Au-delà de ma provocation à deux sous, je suis sidéré de ce tropisme
généralisé chez tous les pédago que je fréquente au quotidien (des profs aux
chefs d'établissement en passant par les CPE), qui consiste à éviter à tout
prix de demander à un élève d'écrire. J'ai forgé en vingt ans d'observation
dans une vingtaine d'établissements (un comptable d'EPLE ça brasse du monde
!) la conviction que, pour bon nombre de profs de mes établissements,
l'impression d'avoir fourni un travail est d'abord établie par le nombre de
photocopies distribuées en cours. Alors que je me rappelle avoir, moi, écrit
des choses sur un cahier au lieu d'y insérer des pages à peine parcourues. Et
permettez-moi d'être formel sur le fait qu'une information que l'on a
recopiée de sa main est enregistrée avec une toute autre qualité de
mémorisation que n'importe quel autre procédé.

Tout matériel permettant d'éviter la prise de notes aux élèves sera considéré
comme "essentiel, prioritaire, moderne, innovant". Je signale régulièrement
que je dois être totalement incompétent et que mes diplômes n'ont aucune
valeur, ayant fait mes études dans des école, collège, lycée, université qui
n'auraient pas imaginé disposer d'un vidéoprojecteur. En six ans j'ai fini la
généralisation de l'équipement de chaque salle de cours de mon lycée en
projos ; c'est drôle mais les résultats au bac n'ont pas bougé.

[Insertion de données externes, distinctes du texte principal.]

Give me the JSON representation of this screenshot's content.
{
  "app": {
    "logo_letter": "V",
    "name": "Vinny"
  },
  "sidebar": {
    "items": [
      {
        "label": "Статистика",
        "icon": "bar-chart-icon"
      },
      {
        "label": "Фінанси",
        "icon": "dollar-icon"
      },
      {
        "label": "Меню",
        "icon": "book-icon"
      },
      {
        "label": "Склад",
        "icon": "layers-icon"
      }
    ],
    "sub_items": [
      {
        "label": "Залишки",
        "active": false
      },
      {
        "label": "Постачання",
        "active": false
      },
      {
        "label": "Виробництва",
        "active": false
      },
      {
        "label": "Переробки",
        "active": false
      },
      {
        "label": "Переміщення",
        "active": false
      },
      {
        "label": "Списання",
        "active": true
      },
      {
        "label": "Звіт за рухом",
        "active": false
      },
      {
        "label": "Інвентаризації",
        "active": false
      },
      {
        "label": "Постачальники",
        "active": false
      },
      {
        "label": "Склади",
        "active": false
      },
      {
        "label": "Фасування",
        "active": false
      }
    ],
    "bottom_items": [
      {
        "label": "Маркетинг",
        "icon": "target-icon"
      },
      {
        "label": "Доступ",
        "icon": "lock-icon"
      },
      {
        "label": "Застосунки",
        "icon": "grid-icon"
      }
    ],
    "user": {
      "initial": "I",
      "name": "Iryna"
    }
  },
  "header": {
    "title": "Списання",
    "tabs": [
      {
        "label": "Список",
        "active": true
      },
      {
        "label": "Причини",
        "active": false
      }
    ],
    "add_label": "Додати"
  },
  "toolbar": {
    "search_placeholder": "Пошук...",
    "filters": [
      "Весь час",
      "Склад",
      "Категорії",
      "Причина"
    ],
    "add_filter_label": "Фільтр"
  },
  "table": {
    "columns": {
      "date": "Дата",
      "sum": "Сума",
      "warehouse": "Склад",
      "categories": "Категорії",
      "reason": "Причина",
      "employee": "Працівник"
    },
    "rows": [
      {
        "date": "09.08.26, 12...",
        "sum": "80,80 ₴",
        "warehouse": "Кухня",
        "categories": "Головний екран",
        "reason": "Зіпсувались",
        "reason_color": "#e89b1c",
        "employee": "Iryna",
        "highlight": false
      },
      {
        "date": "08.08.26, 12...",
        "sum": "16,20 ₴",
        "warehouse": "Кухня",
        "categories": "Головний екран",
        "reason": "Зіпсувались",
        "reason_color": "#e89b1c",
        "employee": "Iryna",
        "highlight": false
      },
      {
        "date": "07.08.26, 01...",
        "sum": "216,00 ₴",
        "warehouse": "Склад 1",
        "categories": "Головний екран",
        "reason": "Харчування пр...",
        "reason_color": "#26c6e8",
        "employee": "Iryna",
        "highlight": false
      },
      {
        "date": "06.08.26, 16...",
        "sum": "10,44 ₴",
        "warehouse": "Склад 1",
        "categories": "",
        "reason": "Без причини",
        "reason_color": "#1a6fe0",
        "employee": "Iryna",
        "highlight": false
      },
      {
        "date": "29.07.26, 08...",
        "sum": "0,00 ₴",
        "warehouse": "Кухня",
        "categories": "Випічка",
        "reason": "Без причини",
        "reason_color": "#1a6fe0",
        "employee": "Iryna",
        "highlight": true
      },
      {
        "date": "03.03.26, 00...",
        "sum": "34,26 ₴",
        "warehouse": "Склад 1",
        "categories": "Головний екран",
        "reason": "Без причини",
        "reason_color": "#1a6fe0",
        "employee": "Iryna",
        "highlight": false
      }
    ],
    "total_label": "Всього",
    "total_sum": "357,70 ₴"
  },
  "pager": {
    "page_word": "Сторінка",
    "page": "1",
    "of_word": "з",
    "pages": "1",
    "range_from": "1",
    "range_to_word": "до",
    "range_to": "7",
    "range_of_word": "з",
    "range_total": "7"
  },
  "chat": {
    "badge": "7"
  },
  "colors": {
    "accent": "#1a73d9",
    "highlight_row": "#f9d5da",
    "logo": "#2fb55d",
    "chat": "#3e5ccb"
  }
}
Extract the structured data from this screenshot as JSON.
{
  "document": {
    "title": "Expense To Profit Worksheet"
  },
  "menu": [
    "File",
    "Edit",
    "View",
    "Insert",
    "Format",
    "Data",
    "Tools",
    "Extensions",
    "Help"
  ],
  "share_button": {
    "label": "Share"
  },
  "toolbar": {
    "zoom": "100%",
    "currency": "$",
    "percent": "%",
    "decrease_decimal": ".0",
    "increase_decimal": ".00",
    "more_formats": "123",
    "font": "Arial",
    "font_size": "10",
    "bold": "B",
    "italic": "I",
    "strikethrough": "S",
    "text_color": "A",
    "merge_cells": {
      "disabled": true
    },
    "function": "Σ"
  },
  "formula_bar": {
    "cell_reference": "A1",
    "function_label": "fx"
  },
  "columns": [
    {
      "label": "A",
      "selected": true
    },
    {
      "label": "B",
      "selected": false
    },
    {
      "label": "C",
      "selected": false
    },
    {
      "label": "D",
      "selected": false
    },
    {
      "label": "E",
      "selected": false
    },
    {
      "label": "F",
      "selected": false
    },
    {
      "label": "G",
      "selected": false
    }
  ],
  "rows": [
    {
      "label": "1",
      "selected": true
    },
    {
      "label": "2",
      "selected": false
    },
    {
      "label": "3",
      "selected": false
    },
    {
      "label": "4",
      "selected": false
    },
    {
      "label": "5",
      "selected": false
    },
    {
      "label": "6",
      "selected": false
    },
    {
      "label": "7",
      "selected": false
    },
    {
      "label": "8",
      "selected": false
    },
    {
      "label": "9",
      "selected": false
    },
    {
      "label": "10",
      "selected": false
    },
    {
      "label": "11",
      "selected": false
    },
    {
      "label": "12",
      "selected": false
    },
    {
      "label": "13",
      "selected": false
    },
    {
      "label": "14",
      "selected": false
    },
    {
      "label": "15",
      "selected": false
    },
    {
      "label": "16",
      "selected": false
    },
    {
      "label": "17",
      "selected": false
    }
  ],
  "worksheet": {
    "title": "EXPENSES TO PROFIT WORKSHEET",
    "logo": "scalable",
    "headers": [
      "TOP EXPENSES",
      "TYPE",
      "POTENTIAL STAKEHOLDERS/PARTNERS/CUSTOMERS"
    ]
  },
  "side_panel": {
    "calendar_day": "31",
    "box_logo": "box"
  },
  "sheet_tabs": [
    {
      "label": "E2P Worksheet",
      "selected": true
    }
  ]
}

Lire aussi n'est pas une option : à l'annonce du confinement en réunion de
crise, j'ai indiqué qu'il nous restait trois heures pour vider le CDI et
mettre un maximum de bouquins entre les mains des élèves, mais personne n'a
paru trouver que cela représentait le plus petit intérêt.

Donc j'ai délibérément lancé la discussion en [Mode vieux con], mais en
acteur de l'éducation je suis angoissé par la destruction systématique et
enthousiaste de ce qui consistait le socle de l'apprentissage et de
l'acculturation des jeunes depuis, mhhh depuis la Renaissance peut-être :
lire, écrire.

> > Accessoirement, mais c'est secondaire de mon point de vue, nous
> > courons un risque de destruction finale de l'école comme lieu où
> > l'on regroupe des enfants pour qu'ils y acquièrent des savoirs.
> > L'Ooggle leur apprend bien plus de choses.
>
> Je ne suis pas d'accord avec cet avis qui manque de nuances.
> l'Ooggle comme tu l'appelles est déjà assez divers,
> et les jeunes sont assez monomaniaques : ils connaissent snapchat et
> instagram, mais ne savent pas utiliser un mail ou faire une recherche.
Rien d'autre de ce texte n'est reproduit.